Boren acknowledged he is one of the candidates to handle the ball after three years spent mostly leading the way for ball carriers as a fullback, but he was coy about just how his role will play out.

He was spotted taking direct snaps during spring practice, something that has led to speculation he could be Ohio State's version of Tim Tebow, the power running option in short-yardage situations during Meyer's national championship run in 2006.

"Coach Meyer still wants to run the ball even though we're in the spread offense," Boren said. "I think "'m going to be used in a lot of different ways this year, kind of like a hybrid. I don't think my role will truly come out until Sept. 1 against Miami. " 

When someone suggested he might get to show off his own version of the famous Tebow jump pass, Boren first acted as if he hadn't considered it before acknowledging he and his roommate had joked about it.

"Whew, I don't know," said Boren, a lefty like Tebow. "Who says I'm a wildcat quarterback yet?" 

The Pickerington (Ohio) Central product then had a request for the reporters gathered around him: Come up with a unique name if it all comes to pass.

"I was thinking like Wild Tiger or something like that," he said, referencing the nickname of his high school team. "It's got to be something manlier." 

Sophomore's Summer Successful
With 16 defensive linemen on scholarship, depth is not an issue for Ohio State this fall.
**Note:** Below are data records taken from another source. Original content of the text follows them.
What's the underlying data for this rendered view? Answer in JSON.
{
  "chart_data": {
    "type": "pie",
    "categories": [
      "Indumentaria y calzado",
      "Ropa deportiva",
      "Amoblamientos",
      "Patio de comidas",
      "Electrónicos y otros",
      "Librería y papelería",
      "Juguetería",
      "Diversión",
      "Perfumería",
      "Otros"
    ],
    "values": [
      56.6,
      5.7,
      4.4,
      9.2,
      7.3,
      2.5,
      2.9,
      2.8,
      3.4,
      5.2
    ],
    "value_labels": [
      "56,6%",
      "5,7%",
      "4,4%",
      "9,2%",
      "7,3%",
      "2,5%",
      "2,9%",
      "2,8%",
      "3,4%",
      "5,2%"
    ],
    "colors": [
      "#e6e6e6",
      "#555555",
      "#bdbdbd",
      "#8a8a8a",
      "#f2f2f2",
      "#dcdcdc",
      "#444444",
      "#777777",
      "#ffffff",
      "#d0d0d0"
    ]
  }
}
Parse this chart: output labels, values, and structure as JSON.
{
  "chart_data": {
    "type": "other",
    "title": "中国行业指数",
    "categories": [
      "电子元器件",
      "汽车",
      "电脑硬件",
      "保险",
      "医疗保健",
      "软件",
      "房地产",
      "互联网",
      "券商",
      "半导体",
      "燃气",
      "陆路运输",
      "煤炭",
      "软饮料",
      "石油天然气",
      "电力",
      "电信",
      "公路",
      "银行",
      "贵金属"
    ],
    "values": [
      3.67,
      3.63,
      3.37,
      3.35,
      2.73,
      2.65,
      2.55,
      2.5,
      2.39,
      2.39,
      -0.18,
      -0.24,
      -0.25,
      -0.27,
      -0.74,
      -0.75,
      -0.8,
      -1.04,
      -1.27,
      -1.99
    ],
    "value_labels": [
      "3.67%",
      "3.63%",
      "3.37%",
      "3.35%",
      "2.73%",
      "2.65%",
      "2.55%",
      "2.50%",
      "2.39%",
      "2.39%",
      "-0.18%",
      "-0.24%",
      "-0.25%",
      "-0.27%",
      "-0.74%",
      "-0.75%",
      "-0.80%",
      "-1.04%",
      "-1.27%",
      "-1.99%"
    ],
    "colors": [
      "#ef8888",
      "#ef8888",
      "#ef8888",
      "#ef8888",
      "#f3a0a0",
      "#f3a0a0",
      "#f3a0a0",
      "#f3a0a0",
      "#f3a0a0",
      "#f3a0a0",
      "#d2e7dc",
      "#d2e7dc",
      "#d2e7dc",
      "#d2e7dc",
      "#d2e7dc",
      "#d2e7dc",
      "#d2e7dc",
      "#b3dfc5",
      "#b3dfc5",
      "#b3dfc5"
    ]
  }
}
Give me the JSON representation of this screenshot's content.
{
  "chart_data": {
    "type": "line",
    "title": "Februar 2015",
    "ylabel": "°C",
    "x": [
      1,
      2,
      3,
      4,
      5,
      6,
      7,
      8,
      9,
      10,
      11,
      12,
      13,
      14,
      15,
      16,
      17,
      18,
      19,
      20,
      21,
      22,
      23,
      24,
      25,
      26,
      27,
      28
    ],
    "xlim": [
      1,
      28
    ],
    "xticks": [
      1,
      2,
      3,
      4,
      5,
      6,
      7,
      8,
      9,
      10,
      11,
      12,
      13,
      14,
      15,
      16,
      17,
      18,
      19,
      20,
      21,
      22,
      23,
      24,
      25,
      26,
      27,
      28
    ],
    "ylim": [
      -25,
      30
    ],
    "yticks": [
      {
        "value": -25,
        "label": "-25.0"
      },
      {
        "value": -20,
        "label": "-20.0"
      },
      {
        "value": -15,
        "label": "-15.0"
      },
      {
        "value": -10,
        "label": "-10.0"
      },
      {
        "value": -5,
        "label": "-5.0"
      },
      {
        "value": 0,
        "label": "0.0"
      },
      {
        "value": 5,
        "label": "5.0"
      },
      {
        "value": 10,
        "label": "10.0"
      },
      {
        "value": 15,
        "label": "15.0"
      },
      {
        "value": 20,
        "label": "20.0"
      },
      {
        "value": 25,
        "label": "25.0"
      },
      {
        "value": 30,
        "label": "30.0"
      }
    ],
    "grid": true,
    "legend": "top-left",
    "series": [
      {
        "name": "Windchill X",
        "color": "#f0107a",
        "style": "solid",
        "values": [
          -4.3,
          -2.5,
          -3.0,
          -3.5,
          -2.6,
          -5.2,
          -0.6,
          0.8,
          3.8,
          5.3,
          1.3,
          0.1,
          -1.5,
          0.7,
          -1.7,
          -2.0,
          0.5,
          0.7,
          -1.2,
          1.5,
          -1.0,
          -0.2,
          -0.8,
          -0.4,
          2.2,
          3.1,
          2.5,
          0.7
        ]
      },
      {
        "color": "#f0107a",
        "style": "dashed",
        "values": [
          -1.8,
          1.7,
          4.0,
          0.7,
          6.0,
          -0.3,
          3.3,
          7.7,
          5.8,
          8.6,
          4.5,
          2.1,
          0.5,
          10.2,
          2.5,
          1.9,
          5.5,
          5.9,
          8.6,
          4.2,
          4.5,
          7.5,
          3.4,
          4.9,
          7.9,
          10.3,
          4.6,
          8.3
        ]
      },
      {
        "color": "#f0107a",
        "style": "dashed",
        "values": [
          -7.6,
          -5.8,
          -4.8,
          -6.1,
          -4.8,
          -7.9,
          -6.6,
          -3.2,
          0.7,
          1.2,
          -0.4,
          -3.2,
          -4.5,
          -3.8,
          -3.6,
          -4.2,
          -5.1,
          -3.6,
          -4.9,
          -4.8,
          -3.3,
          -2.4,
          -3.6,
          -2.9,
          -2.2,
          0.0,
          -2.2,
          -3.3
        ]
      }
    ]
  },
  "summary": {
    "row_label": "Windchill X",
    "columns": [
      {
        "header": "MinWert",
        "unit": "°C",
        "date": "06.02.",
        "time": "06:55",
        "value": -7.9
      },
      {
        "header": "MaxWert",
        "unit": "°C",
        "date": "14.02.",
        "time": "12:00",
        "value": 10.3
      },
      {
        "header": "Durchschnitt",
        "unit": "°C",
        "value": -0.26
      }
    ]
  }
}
That means competition for minutes figures to be fierce even with the coaching staff expected to continue to play as many as eight linemen on a regular basis.

Joel Hale, a sophomore who played sparingly last season, emerged from spring practice listed as Garrett Goebel's backup at nose guard, and teammate John Simon said he continued to push himself through the summer.

"He's one of the hardest workers we've got," Simon said. "He's always fired up for workouts. I know he's made it a point in his life to start eating a little bit healthier." 

"He's been doing a great job. The dedication that it takes to eat right and not eat junk food is probably tougher than the workouts really. He's lost a lot of body fat and gained a lot of muscles. He's gonna have a great year for us."